Halil Paşa'nın, İngiliz birliklerini 29 Nisan 1916'da teslim almasının ardından, "Tarih bu olayı yazmak için kelime bulmakta müşkülata uğrayacaktır. İşte Osmanlı sebatının İngiliz inadını kırdığı birinci zaferi Çanakkale'de, ikinci zaferi burada görüyoruz" sözleriyle duyurduğu Kut'ül Amare Zaferi, 103'ncü yılında kutlanıyor.
İngiliz tarihçi James Morris'in, "Britanya askeri tarihinin en aşağılık teslimi" diye tanımladığı Kut'ül Amare Savaşı, Irak'ın doğu kesiminde Dicle Nehri kıyısındaki Kut şehri yakınlarında konuşlanmış İngiliz askerleri ile müttefiklerinin kuşatılmasıyla başladı ve kasabanın Osmanlı Ordusu tarafından ele geçirilip, İngiliz birliklerinin tamamının esir alınmasıyla tamamlandı.
Tümgeneral Townshend komutasındaki İngiliz 6. Tümeni Bağdat'a ilerlerken, 22-23 Kasım 1915'te Selmanı Pak Muharebesi'ni kaybedip geri çekildi ve 3 Aralık'ta Kut kasabasına sığındı. 6. Ordu'nun komutanlığına atanan Mareşal Colmar Freiherr von der Goltz Paşa'nın emriyle Irak ve Havalisi Komutanı Albay Sakallı Nurettin Paşa'nın birlikleri 27 Aralık'ta Kut'u kuşattı.
İngilizler, Kut'u kurtarmak için General Aylmer komutasındaki Tigris Kolordusu'yla hücuma geçti ancak 6 Ocak'ta Şeyh Saad Muharebesi'nde 4 bin askerini kaybederek geri çekildi. Bu muharebede Türk ordusuna "geri çekilme" emrini veren 9. Kolordu Komutanı Miralay Nurettin Paşa ise görevinden alındı, yerine Halil Paşa getirildi.
19 Nisan 1916 tarihinde Bağdat'taki karargahında tifüsten ölen Mareşal Colmar Freiherr von der Goltz Paşa'nın yerine 6. Ordu komutanlığına atanan Halil Paşa, 29 Nisan'da General Charles Townshend komutasındaki İngiliz ordularını teslim aldı.

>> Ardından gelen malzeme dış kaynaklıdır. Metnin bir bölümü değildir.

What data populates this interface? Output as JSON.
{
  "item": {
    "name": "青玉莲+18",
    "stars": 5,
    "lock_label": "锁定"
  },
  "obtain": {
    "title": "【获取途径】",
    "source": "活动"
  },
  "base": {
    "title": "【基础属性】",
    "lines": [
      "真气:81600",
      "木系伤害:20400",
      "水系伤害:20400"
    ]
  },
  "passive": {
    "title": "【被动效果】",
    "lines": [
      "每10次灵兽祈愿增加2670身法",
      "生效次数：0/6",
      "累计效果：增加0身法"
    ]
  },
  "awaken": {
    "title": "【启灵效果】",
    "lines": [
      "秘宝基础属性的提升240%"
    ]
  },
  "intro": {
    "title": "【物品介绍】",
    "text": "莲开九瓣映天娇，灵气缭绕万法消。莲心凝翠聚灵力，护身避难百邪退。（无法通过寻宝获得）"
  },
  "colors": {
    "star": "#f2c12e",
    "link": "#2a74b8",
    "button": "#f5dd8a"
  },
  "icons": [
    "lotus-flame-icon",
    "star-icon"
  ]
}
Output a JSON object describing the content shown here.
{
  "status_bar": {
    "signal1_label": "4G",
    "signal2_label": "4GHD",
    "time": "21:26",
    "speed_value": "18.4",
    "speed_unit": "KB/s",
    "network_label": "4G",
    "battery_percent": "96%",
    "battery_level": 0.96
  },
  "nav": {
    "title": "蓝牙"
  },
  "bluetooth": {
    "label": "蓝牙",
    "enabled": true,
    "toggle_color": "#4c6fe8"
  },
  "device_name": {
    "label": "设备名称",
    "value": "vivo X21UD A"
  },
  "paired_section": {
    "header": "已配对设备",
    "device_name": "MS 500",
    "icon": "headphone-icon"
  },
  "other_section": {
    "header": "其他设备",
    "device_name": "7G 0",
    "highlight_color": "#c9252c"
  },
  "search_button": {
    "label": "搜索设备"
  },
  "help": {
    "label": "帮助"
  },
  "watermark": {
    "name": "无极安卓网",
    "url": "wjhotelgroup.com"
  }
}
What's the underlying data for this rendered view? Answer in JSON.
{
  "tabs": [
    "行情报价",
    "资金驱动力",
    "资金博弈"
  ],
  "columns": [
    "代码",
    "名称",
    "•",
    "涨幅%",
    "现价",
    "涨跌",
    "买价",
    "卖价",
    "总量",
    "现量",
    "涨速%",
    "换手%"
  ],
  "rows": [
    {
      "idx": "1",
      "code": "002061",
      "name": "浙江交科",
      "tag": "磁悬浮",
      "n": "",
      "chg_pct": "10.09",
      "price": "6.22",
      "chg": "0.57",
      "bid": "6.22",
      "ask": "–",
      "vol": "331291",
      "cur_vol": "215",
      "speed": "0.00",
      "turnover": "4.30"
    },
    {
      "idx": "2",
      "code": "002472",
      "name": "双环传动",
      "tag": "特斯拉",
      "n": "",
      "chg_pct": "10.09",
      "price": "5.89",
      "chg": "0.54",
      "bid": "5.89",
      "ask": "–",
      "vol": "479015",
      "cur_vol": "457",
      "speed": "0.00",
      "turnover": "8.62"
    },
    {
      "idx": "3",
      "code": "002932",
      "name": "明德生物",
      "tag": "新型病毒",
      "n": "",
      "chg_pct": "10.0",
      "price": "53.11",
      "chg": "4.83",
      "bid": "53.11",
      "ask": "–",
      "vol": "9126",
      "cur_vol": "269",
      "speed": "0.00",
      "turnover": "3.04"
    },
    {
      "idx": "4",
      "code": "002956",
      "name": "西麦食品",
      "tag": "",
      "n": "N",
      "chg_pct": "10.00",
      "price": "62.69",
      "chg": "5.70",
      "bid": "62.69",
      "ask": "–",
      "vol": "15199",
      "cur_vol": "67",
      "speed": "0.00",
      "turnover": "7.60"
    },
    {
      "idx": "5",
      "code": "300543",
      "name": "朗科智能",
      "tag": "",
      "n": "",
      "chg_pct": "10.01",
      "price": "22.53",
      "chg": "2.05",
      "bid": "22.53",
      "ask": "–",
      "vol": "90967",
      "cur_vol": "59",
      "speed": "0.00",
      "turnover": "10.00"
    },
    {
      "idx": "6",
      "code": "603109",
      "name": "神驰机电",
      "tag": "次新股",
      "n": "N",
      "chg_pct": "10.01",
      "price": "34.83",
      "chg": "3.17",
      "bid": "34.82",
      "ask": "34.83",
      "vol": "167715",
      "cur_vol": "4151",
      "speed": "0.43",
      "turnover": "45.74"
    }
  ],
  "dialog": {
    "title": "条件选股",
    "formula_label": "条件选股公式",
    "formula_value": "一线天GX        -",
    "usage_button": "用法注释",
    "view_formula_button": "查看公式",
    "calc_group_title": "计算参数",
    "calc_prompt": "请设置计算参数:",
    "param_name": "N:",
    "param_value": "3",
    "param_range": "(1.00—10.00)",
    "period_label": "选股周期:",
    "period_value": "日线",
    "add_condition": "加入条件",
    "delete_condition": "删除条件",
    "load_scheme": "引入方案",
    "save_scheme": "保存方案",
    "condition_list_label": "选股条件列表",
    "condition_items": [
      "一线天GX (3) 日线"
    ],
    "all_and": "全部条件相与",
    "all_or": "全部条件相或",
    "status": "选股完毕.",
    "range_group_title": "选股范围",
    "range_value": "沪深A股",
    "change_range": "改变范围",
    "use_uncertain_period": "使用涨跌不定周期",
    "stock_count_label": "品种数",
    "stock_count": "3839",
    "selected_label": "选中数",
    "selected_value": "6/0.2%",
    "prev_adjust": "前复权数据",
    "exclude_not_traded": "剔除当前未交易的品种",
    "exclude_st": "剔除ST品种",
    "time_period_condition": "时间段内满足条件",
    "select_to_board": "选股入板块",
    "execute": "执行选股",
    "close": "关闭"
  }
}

Tümgeneral Charles Vere Ferrers Townshend, kuşatma sürerken Halil Paşa'ya gönderdiği mektupta, ordusunu teslime hazır olduğunu belirterek, şu ifadeleri kullandı:
"Efendim Hazretleri, açlık bizi silah bırakmaya zorluyor. Zatıalilerinin, 'Sizin cesur askerleriniz bizim samimi ve kıymettar misafirleriniz olacaktır.' sözlerinize istinaden kahraman askerlerimi size teslime hazırım. Askerlerim verilen görevi yaptıkları için onlara iyi davranınız. Siz, askerlerimi Selmanpark Muharebesi'nde, ricat zamanlarında ve beş ay devam eden Kut'ül Amare kuşatmasında görmüşsünüzdür. Askerlerimin vazifesini nasıl ifa ettiğini takdir etmişsinizdir. Askeri harp tarihi, özel olarak bu meseleyi teyit edecektir."
"İcab eden şartlar yerine getirildikten sonra sizin karargahınıza gelip, Kut'ül Amare'yi teslim etmeye hazırım. Fakat erzakın sevkini hızlandırmanızı rica ve temenni eylerim. Size hastanemi ziyaret etmenizi ve orada bulunan askerlerimden bazılarının kolsuz ve ayaksız, bazılarının da hasta ve zayıf olduğunu görmenizi teklif ediyorum. Bunları harp esiri olarak almaya hevesli olduğunuzu farz etmem. Bunlar için en iyi yolun yaralıların Hindistan'a sevki olacağı kanaatindeyim."
Zaferin ardından Halil Paşa, 6. Ordu'ya yayımladığı mesajda, şunları kaydetti:
18. Kolordu Komutanı Miralay Kazım Karabekir de "Tarihimizin iki yüz seneden beri yad etmediği böyle bir zaferi bize lütfeden Cenabıallah'a şükredelim" ifadesini kullandığı emir yazısında, "Bu zaferin en büyük şan ve şerefi, böyle bir vakayı İngiliz tarihinde ilk defa Türk süngüsünün kaydetmesindedir."